Comme dans les pays du nord de l’Europe, le président de la Haute-Saône verrait bien « les établissements d’enseignement devenir des centres de vie démocratique » ou citoyenne. Grâce au financement des départements, les collèges possèdent « des salles de musique ou des centre de documentation et d’information de grande qualité ». Dès lors, pourquoi « ne pas mutualiser ces équipements existants » ?

Des médecins généralistes dans les campagnes

Pour Emmanuel Faivre, les déserts médicaux pourraient régresser. Ceci grâce à un boni de 10 € par consultation pour les médecins exerçant dans les zones prioritaires, et un non-conventionnement dans les zones déjà bien pourvues.

Pour aller plus loin :
« La ruralité, stop ou encore ? », essai de Yves Krattinger et Emmanuel Faivre, aux éditions. Atlante.
Facebook : « Le Labo Rural, méthode et audace ».

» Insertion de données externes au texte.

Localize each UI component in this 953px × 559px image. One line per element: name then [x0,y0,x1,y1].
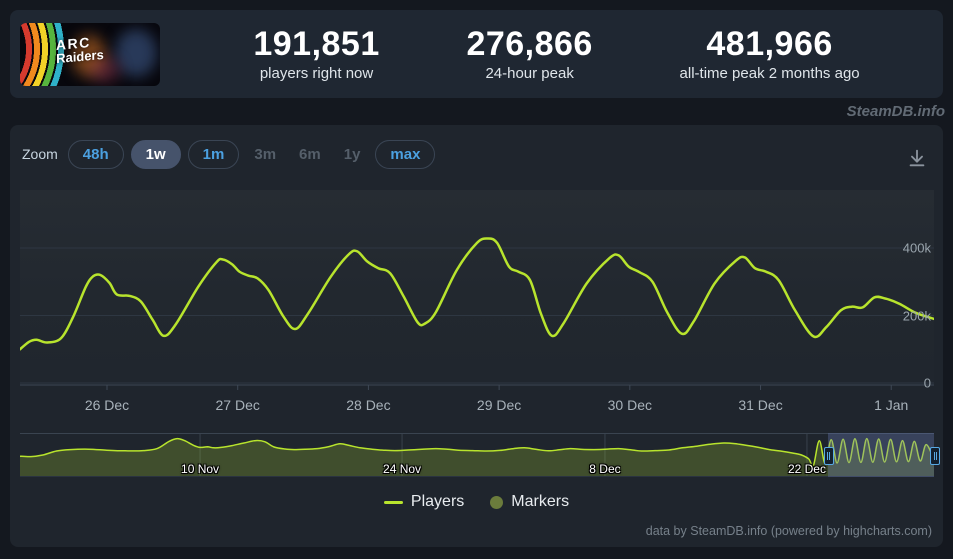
stat-label: 24-hour peak [485,65,574,82]
download-chart-icon[interactable] [906,147,928,169]
game-logo-line2: Raiders [56,46,104,66]
stat-label: all-time peak 2 months ago [679,65,860,82]
stat-label: players right now [259,65,374,82]
stat-value: 481,966 [706,25,833,63]
capsule-art-blob [72,34,106,77]
zoom-button-1w[interactable]: 1w [130,139,181,169]
legend-item-markers[interactable]: Markers [490,493,569,511]
legend-label: Markers [511,493,570,510]
y-axis-tick-label: 0 [923,375,931,391]
zoom-button-3m: 3m [246,140,284,169]
capsule-art-blob [90,56,120,83]
chart-legend: Players Markers [10,493,943,511]
stat-24h-peak: 276,866 24-hour peak [466,26,592,82]
stat-alltime-peak: 481,966 all-time peak 2 months ago [680,26,860,82]
chart-credits: data by SteamDB.info (powered by highcha… [645,524,932,538]
zoom-button-max[interactable]: max [375,139,436,169]
x-axis-tick-label: 31 Dec [738,397,783,413]
legend-item-players[interactable]: Players [383,493,465,511]
stat-value: 191,851 [253,25,380,63]
legend-label: Players [410,493,465,510]
x-axis-tick-label: 27 Dec [215,397,260,413]
navigator-tick-label: 10 Nov [181,462,220,476]
navigator-mini-chart[interactable] [20,433,934,477]
navigator-left-handle[interactable] [823,447,834,465]
y-axis-tick-label: 400k [902,240,931,256]
capsule-art-blob [115,28,157,77]
navigator-tick-label: 8 Dec [589,462,621,476]
game-logo: ARC Raiders [56,34,104,66]
chart-panel: Zoom 48h 1w 1m 3m 6m 1y max 400k 200k 0 26… [10,125,943,547]
zoom-button-1y: 1y [336,140,369,169]
stat-value: 276,866 [466,25,593,63]
zoom-button-48h[interactable]: 48h [67,139,124,169]
x-axis-tick-label: 28 Dec [346,397,391,413]
x-axis-tick-label: 29 Dec [476,397,522,413]
player-stats: 191,851 players right now 276,866 24-hou… [150,26,943,82]
players-line-swatch [383,500,403,504]
x-axis-tick-label: 30 Dec [607,397,652,413]
header-stats-panel: ARC Raiders 191,851 players right now 27… [10,10,943,98]
zoom-button-1m[interactable]: 1m [187,139,240,169]
players-line-chart[interactable] [20,190,934,390]
navigator-tick-label: 24 Nov [383,462,422,476]
y-axis-tick-label: 200k [902,308,931,323]
game-capsule-image[interactable]: ARC Raiders [20,22,160,86]
zoom-button-6m: 6m [291,140,329,169]
x-axis-tick-label: 1 Jan [874,397,909,413]
zoom-label: Zoom [22,146,58,162]
steamdb-watermark: SteamDB.info [846,103,945,120]
navigator-right-handle[interactable] [930,447,940,465]
markers-dot-swatch [490,495,504,509]
zoom-toolbar: Zoom 48h 1w 1m 3m 6m 1y max [22,139,436,169]
x-axis-tick-label: 26 Dec [84,397,130,413]
navigator-selected-range[interactable] [827,433,934,477]
stat-current-players: 191,851 players right now [253,26,379,82]
navigator-tick-label: 22 Dec [787,462,826,476]
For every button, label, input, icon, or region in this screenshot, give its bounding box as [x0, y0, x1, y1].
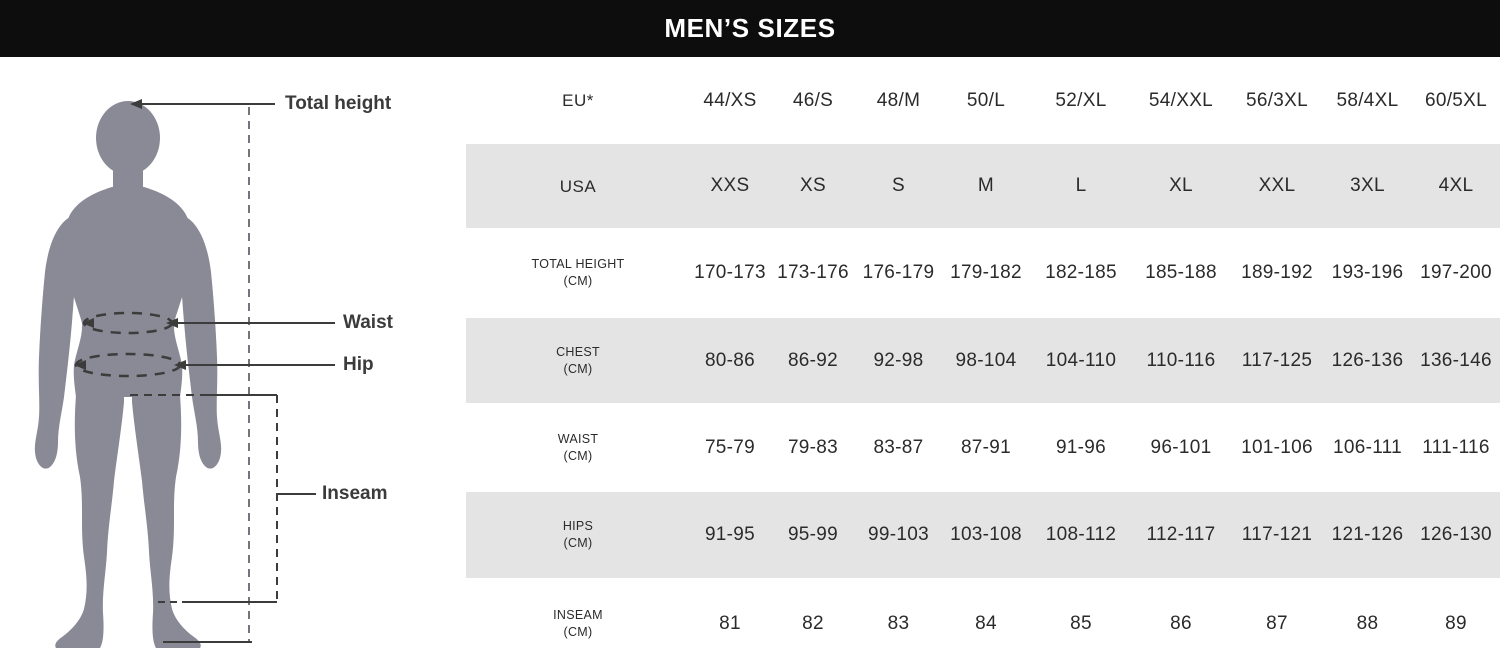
measurement-arrowheads — [74, 99, 186, 370]
size-cell: 98-104 — [955, 349, 1017, 371]
size-cell: 126-130 — [1420, 524, 1492, 545]
size-table: EU* 44/XS 46/S 48/M 50/L 52/XL 54/XXL 56… — [466, 57, 1500, 669]
size-cell: 84 — [975, 612, 997, 634]
size-cell: 104-110 — [1045, 349, 1117, 371]
size-cell: XXL — [1258, 175, 1296, 196]
size-cell: 54/XXL — [1148, 89, 1214, 111]
size-cell: 48/M — [876, 89, 921, 111]
size-cell: 103-108 — [950, 524, 1022, 545]
size-cell: 197-200 — [1420, 262, 1492, 283]
size-cell: 50/L — [966, 89, 1006, 111]
row-label: TOTAL HEIGHT — [531, 257, 625, 271]
size-row-waist: WAIST (CM) 75-79 79-83 83-87 87-91 91-96… — [466, 403, 1500, 492]
size-cell: 91-96 — [1055, 436, 1107, 458]
size-cell: 176-179 — [862, 262, 935, 283]
size-cell: 170-173 — [694, 262, 766, 283]
size-cell: 189-192 — [1241, 262, 1313, 283]
row-sublabel: (CM) — [563, 361, 593, 376]
inseam-label: Inseam — [322, 483, 388, 504]
size-cell: 136-146 — [1420, 349, 1492, 371]
size-cell: 182-185 — [1045, 262, 1117, 283]
page-title: MEN’S SIZES — [664, 13, 836, 43]
size-cell: 87 — [1266, 612, 1288, 634]
size-cell: 117-125 — [1241, 349, 1313, 371]
size-cell: 86-92 — [787, 349, 839, 371]
size-cell: 86 — [1170, 612, 1192, 634]
size-cell: 75-79 — [704, 436, 756, 458]
size-cell: 106-111 — [1332, 436, 1402, 458]
size-cell: 85 — [1070, 612, 1092, 634]
hip-label: Hip — [343, 354, 374, 375]
size-cell: 121-126 — [1331, 524, 1404, 545]
size-row-inseam: INSEAM (CM) 81 82 83 84 85 86 87 88 89 — [466, 578, 1500, 669]
body-measurement-figure: Total height Waist Hip Inseam — [0, 57, 460, 669]
size-cell: 99-103 — [868, 524, 929, 545]
row-label: USA — [559, 176, 597, 196]
size-row-usa: USA XXS XS S M L XL XXL 3XL 4XL — [466, 144, 1500, 228]
size-cell: 82 — [802, 612, 824, 634]
size-cell: 193-196 — [1331, 262, 1404, 283]
size-cell: 101-106 — [1241, 436, 1313, 458]
size-cell: 3XL — [1350, 175, 1385, 196]
row-sublabel: (CM) — [563, 448, 593, 463]
size-cell: 83 — [887, 612, 910, 634]
size-cell: 89 — [1445, 612, 1467, 634]
size-cell: 4XL — [1438, 175, 1474, 196]
row-label: HIPS — [562, 519, 594, 533]
size-cell: 60/5XL — [1424, 89, 1488, 111]
size-cell: 95-99 — [787, 524, 839, 545]
male-silhouette-diagram — [34, 99, 335, 648]
size-cell: XL — [1169, 175, 1193, 196]
size-cell: 52/XL — [1055, 89, 1107, 111]
size-cell: 126-136 — [1331, 349, 1404, 371]
size-cell: 111-116 — [1422, 436, 1490, 458]
size-cell: S — [892, 175, 905, 196]
size-cell: 173-176 — [777, 262, 849, 283]
size-cell: 117-121 — [1241, 524, 1313, 545]
row-label: WAIST — [557, 431, 599, 446]
size-cell: 110-116 — [1146, 349, 1216, 371]
size-cell: 46/S — [792, 89, 834, 111]
size-row-total-height: TOTAL HEIGHT (CM) 170-173 173-176 176-17… — [466, 228, 1500, 318]
size-cell: 44/XS — [703, 89, 757, 111]
row-label: INSEAM — [553, 607, 603, 622]
size-cell: 88 — [1356, 612, 1379, 634]
total-height-label: Total height — [285, 93, 392, 114]
size-cell: 87-91 — [960, 436, 1012, 458]
size-row-hips: HIPS (CM) 91-95 95-99 99-103 103-108 108… — [466, 492, 1500, 578]
size-cell: XXS — [710, 175, 750, 196]
row-label: EU* — [562, 91, 594, 110]
size-cell: 80-86 — [704, 349, 756, 371]
size-cell: 108-112 — [1045, 524, 1117, 545]
size-cell: 112-117 — [1146, 524, 1216, 545]
waist-label: Waist — [343, 312, 393, 333]
size-row-eu: EU* 44/XS 46/S 48/M 50/L 52/XL 54/XXL 56… — [466, 57, 1500, 144]
row-label: CHEST — [556, 344, 600, 359]
header-bar: MEN’S SIZES — [0, 0, 1500, 57]
size-cell: L — [1075, 175, 1087, 196]
size-cell: 91-95 — [704, 524, 756, 545]
size-cell: 185-188 — [1145, 262, 1217, 283]
size-cell: 83-87 — [873, 436, 924, 458]
size-cell: M — [977, 175, 995, 196]
size-cell: 56/3XL — [1245, 89, 1309, 111]
size-row-chest: CHEST (CM) 80-86 86-92 92-98 98-104 104-… — [466, 318, 1500, 403]
row-sublabel: (CM) — [563, 536, 593, 550]
size-cell: 79-83 — [787, 436, 839, 458]
size-cell: 96-101 — [1150, 436, 1212, 458]
row-sublabel: (CM) — [563, 624, 593, 639]
male-silhouette — [34, 101, 222, 648]
size-cell: 179-182 — [950, 262, 1022, 283]
row-sublabel: (CM) — [563, 274, 593, 288]
size-cell: 92-98 — [873, 349, 924, 371]
size-cell: XS — [800, 175, 826, 196]
size-cell: 58/4XL — [1336, 89, 1399, 111]
size-cell: 81 — [719, 612, 741, 634]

Dossier réalisé par Stéphane Hovaere.

Yves Krattinger (à g.) et Clément Pernot souhaitent des lois différenciées pour les territoires ruraux.

Clément Pernot joue l’union sacrée

« Le jour où la ruralité s’éveillera… ».
Paraphrasant Alain Peyrefitte, les ruraux savent-ils la force qu’ils pourraient représenter ? Selon Emmanuel Faivre, 55 à 62% de la population française peut être considérée comme « rurale ». Clément Pernot est allé plus loin, estimant que le pays se scinde désormais en 3 castes : « les banlieues, la ruralité, et une bourgeoisie urbaine qui rayonne ».
Il a dénoncé de nouveau les « agressions de l’état envers les territoires ruraux » et les inégalités criantes nées de facto : « les territoires urbains qui n’ont pas payé pour avoir la fibre optique » versus les territoires ruraux obligés de la financer, ou encore les agences régionales de santé qui sabrent les moyens dévolus aux campagnes. Si seule l’union peut sauver la ruralité, il a plaidé pour « un combat à mener au national, car c’est de là que viennent les agressions ».
« De nombreuses forces sont prêtes à se lever sous cet étendard » a-t-il conclu.